Throughout this SOAP opera, the Red Sox never considered that, if they failed to pull the trigger, Rodriguez would wind up in the Bronx.
“Larry operates under the assumption the Yankees might be involved in 90 percent of what he does,” a Red Sox official said. “But with A-Rod, it was not really a question.”
The official described the Red Sox as “stunned” that Rodriguez would agree to change positions and play third base for the Yankees.
When Newsday broke the story on Saturday that the Yankees and Rangers were engaged in serious discussions to put Rodriguez in pinstripes, a Red Sox official reached out to Rangers general manager John Hart, according to an American League source. The Red Sox told Hart that they would pay A-Rod’s entire contract in exchange for Ramirez and a minor league pitcher. Hart quickly turned down the offer.
The Rangers were much happier with the Yankees’ package, whereby Texas took on only the $5.4 million that Soriano is due in 2004, than Boston’s, which would have required them to take on Ramirez, the second-highest paid player in baseball.
Hart denied speaking with the Red Sox in an interview with the Fort Worth Star-Telegram.
The Associated Press contributed to this report.
A Handle On A-Rod’s Contract
How the remaining seven years of Alex Rodriguez’s contract will be broken down year-by-year in the deal involving the Yankees and Texas Rangers.
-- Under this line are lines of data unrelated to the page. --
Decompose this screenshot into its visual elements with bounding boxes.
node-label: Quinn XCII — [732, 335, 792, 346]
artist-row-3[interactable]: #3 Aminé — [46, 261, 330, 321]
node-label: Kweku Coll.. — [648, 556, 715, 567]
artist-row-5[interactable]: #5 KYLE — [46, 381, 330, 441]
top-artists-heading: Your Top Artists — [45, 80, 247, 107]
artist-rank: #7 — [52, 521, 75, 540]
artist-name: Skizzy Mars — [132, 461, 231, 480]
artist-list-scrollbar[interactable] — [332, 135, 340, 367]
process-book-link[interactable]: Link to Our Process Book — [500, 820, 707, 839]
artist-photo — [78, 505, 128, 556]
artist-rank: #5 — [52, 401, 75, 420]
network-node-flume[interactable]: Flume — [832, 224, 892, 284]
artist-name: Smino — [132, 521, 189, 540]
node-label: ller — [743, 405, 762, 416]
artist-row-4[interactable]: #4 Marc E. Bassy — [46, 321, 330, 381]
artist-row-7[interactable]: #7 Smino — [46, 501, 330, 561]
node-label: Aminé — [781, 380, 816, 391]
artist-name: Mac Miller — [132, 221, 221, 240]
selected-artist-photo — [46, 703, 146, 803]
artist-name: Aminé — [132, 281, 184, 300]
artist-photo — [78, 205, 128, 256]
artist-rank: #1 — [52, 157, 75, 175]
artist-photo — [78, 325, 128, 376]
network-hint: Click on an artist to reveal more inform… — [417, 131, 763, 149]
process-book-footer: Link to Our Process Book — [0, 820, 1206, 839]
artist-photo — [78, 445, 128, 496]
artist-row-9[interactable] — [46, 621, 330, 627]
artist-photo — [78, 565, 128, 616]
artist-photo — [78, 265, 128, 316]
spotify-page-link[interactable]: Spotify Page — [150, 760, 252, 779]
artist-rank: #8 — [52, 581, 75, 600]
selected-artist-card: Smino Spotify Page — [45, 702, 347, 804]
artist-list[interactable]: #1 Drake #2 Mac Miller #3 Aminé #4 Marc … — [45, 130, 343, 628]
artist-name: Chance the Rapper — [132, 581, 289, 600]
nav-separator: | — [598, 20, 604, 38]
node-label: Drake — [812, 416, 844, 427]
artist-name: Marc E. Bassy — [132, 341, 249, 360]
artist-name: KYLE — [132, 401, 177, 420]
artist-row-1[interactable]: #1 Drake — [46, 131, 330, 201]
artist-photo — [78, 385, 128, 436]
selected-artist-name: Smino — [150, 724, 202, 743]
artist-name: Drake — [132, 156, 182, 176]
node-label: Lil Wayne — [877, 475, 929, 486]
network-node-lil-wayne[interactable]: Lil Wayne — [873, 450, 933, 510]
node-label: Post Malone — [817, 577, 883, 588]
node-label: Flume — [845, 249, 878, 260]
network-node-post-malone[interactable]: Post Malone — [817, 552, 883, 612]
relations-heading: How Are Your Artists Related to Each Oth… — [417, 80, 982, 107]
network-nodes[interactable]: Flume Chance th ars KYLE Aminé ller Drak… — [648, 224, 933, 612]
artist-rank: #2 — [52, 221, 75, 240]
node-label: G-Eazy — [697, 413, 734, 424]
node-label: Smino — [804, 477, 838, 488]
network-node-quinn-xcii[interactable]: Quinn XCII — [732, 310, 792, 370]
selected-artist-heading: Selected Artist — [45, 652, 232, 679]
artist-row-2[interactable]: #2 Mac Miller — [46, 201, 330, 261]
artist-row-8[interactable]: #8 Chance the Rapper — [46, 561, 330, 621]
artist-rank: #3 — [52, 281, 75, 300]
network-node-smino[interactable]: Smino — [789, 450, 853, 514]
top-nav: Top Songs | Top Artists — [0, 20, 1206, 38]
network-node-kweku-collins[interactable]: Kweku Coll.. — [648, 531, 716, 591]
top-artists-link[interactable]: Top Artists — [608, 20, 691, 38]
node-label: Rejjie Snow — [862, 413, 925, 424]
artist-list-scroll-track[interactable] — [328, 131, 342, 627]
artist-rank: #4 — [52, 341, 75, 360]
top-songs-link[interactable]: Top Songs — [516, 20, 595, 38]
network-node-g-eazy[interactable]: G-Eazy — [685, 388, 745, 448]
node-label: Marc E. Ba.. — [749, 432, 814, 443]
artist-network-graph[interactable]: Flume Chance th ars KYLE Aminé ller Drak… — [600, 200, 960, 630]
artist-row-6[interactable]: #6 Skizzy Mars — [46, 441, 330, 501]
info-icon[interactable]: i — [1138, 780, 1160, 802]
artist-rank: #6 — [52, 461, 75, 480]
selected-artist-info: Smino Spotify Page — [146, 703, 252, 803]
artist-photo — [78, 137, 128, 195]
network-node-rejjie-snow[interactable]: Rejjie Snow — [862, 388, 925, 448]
THe Yankees will pay $112 million of the remaining cotnract and the Rangers $67 million ($43 million in salary and $24 million in deferred compensation.)
What the Yankees Will Pay What the Rangers Will Pay Total: In millions
2004 $15M $3M $18M
2005 $15M $6M $21M
2006 $15M $6M $21M
2007 $16M $7M $23M
2008 $16M $8M $24M
2009 $17M $7M $24M
2010 $18M $6M $24M
Note: In each of the next four years, $1 million will be deferred without interest and will be paid by the Yankees in 2011. In exchange for the alterations, which devalue the contract slightly, Rodriguez will receive a hotel suite on road trips and have the right to link his Web site to the Yankees’ site.